Once Works Well was pure technology. Now it seeks merely to divert.
Pansy subjects - Verse! Opera! Domestic trivia! - are now commonplace.
The 300-word limit for posts is retained. The ego is enlarged

Sunday 24 August 2008

Welcome to the fall-off rule

Remember the demo in physics? Bunsen burner standing on its base (stable equilibrium), on its nozzle (unstable equilibrium), on its side (neutral equilibrium). With a motorbike only the latter state is available without assistance and a bike on its side is no use to anyone.

Working for a weekly newspaper I used to call on the town's men of the cloth. Father Michael O’Sullivan noticed my parked bike. “I see yiz ride a bike. I did win I was a young priest. Niver had a cold. But yiz'll fall off once ivery year and a haf.” The transition from a temporary form of (often very) unstable equilibrium into neutral.

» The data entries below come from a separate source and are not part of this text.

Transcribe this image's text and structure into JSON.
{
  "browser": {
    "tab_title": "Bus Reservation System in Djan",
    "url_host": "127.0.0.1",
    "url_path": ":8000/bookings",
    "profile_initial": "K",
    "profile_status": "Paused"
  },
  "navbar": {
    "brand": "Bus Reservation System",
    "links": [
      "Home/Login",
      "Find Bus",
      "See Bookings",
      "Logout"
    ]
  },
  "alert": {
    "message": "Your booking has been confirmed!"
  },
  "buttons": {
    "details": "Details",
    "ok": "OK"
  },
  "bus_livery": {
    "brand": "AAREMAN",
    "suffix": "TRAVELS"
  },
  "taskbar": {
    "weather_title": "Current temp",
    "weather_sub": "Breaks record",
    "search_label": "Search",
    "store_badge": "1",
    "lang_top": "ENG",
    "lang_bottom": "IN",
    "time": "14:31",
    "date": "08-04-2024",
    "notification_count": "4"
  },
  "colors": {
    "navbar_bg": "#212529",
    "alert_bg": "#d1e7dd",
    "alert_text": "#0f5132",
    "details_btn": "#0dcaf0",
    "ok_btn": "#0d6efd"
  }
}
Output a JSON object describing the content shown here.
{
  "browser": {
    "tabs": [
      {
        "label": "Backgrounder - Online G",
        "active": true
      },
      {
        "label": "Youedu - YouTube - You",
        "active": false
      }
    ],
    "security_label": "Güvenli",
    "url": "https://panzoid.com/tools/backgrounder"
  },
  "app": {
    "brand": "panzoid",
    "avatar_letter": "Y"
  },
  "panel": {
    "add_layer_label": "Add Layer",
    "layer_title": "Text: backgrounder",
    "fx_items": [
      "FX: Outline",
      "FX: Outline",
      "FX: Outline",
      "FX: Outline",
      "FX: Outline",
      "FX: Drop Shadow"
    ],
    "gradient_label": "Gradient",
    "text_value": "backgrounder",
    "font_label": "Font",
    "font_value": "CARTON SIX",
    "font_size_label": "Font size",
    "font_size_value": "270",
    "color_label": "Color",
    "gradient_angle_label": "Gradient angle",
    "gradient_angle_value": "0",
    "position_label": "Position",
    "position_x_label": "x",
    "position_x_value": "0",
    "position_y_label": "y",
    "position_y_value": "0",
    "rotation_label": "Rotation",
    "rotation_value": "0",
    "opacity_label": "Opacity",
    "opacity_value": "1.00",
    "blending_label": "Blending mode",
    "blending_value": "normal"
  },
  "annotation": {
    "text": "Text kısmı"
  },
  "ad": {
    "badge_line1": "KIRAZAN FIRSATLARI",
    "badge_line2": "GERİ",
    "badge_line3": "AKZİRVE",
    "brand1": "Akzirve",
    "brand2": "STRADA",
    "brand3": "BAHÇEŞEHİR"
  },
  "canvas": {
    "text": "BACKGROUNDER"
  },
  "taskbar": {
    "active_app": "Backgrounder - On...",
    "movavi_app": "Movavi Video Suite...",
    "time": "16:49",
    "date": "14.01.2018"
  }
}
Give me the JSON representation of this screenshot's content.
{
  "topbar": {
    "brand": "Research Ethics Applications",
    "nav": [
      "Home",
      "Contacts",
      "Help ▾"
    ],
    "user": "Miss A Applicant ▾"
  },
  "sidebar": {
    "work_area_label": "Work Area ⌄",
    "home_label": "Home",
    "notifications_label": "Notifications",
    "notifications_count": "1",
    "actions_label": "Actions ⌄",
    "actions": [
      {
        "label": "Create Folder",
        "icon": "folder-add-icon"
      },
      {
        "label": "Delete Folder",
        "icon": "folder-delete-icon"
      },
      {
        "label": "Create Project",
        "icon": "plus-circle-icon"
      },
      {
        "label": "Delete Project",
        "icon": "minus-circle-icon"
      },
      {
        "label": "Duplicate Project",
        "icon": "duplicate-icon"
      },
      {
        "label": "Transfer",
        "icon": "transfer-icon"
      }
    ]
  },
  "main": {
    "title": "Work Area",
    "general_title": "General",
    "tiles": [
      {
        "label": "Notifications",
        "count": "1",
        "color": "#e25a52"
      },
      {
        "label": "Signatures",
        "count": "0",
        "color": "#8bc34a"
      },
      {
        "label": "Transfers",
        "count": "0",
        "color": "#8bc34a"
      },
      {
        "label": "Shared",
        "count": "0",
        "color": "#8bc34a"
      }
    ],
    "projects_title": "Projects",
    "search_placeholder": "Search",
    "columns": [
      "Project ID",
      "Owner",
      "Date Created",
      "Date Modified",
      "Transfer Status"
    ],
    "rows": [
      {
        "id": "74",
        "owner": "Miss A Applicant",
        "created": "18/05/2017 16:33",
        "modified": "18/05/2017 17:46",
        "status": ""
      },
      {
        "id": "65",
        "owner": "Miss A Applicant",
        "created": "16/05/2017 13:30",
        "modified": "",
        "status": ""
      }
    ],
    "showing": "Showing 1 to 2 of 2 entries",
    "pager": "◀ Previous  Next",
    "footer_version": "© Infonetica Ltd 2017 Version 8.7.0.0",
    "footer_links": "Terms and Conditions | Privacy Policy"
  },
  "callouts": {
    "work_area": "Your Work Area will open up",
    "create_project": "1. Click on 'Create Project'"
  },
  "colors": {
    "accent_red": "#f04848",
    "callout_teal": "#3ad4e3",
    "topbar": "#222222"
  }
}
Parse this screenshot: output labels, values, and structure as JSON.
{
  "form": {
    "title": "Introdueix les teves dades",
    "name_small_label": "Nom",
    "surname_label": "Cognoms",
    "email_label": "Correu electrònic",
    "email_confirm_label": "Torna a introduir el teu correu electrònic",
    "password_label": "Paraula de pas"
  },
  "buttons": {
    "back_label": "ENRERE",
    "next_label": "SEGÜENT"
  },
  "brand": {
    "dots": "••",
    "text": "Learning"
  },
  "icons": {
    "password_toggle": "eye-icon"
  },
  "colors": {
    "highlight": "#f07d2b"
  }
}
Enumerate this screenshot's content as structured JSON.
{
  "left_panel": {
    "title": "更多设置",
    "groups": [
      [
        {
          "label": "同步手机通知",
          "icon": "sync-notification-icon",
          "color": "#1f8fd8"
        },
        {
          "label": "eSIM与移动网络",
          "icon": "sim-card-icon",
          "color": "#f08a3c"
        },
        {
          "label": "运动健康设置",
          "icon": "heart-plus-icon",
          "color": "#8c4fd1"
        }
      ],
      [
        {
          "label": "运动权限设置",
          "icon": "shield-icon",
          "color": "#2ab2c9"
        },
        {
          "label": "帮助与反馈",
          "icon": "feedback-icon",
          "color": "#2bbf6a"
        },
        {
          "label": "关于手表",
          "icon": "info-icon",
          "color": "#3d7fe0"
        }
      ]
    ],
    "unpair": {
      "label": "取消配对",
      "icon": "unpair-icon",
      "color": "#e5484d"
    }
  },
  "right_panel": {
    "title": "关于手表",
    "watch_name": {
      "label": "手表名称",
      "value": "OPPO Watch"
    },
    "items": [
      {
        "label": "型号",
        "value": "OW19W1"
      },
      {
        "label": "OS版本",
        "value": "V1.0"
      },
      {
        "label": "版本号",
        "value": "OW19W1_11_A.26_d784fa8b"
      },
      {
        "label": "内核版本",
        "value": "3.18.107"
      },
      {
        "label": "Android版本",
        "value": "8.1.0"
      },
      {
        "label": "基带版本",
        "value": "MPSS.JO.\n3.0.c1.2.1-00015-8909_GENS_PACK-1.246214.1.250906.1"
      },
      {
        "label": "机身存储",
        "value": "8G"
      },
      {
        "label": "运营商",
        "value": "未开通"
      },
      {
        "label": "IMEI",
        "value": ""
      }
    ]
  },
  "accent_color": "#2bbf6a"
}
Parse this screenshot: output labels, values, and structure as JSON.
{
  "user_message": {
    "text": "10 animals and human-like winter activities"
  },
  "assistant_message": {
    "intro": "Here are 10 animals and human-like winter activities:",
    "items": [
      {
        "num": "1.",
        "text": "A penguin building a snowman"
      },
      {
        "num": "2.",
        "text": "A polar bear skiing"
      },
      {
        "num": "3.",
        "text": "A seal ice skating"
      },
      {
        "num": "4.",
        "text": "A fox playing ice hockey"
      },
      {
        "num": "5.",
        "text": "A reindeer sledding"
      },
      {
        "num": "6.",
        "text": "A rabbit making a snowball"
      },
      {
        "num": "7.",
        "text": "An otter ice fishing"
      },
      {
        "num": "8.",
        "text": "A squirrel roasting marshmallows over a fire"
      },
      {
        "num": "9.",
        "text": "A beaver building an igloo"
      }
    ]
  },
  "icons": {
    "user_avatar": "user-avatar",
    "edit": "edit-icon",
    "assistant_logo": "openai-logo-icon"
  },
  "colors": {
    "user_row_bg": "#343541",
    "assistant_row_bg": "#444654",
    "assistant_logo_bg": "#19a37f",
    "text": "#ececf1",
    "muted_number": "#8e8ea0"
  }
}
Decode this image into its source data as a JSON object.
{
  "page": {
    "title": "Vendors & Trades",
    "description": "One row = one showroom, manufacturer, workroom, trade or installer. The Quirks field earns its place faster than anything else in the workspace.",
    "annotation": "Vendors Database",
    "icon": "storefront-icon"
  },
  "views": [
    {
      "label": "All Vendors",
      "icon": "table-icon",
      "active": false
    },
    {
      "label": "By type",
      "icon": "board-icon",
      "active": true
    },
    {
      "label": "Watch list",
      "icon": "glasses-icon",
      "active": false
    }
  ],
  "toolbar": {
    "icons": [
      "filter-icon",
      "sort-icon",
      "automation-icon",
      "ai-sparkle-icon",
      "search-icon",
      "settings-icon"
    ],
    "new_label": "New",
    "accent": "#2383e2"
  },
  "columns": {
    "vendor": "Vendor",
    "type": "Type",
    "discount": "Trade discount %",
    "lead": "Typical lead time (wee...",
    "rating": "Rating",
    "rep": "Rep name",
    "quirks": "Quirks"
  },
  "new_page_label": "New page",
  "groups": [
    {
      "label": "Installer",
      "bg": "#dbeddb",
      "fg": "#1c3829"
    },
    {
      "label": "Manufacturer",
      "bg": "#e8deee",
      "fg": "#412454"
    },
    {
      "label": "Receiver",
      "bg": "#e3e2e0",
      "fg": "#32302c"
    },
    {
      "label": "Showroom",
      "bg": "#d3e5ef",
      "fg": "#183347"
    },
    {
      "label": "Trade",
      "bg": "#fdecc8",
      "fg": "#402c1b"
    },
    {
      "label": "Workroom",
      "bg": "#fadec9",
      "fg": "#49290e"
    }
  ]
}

Fr. O’Sullivan was right about the fall-off rate. Once my friend and I were riding Indian file on our bikes and a dog darted out. My friend swerved and I did too, but a microsecond too late. My clutch lever (on the left-hand side of the handlebar) caught his raincoat, swung the forks round on full lock and I was tossed on to the tarmac. People at a bus-stop nearby watched with interest but none moved to my aid. They would have lost their place in the queue. The adamantine West Riding.

A subsequent event contributing to my fall-off quota occurred when a car pulled out into a steepish hill down which I was travelling. No escape. The bike hit the car amidships and I somersaulted over the car and landed some yards (we were still Imperial then) down the road. Tucked into my raincoat was a box containing my complete LP collection, perhaps 25 discs. None was harmed.

Young people believe they are immortal. The assumption of a mortgage tells them they are not.

1 comment:

Sir Hugh said...

At my school we sat on chemistry lab benches to hear the chemistry master lecturing to us. The benches were equipped with Bunsen burners and sinks. Our favouritte trick was to remove the rubber tubing from the Bunsem, connect it to the tap on the sink and lead it into the blazer pocket of another pupil and turn on the tap very slightly. All this perhaps accounts for the fact that I once scored 6 out of 100 in a chemistry exam, and so by reading this science based blog I am now catching up on time frittered away in my youth.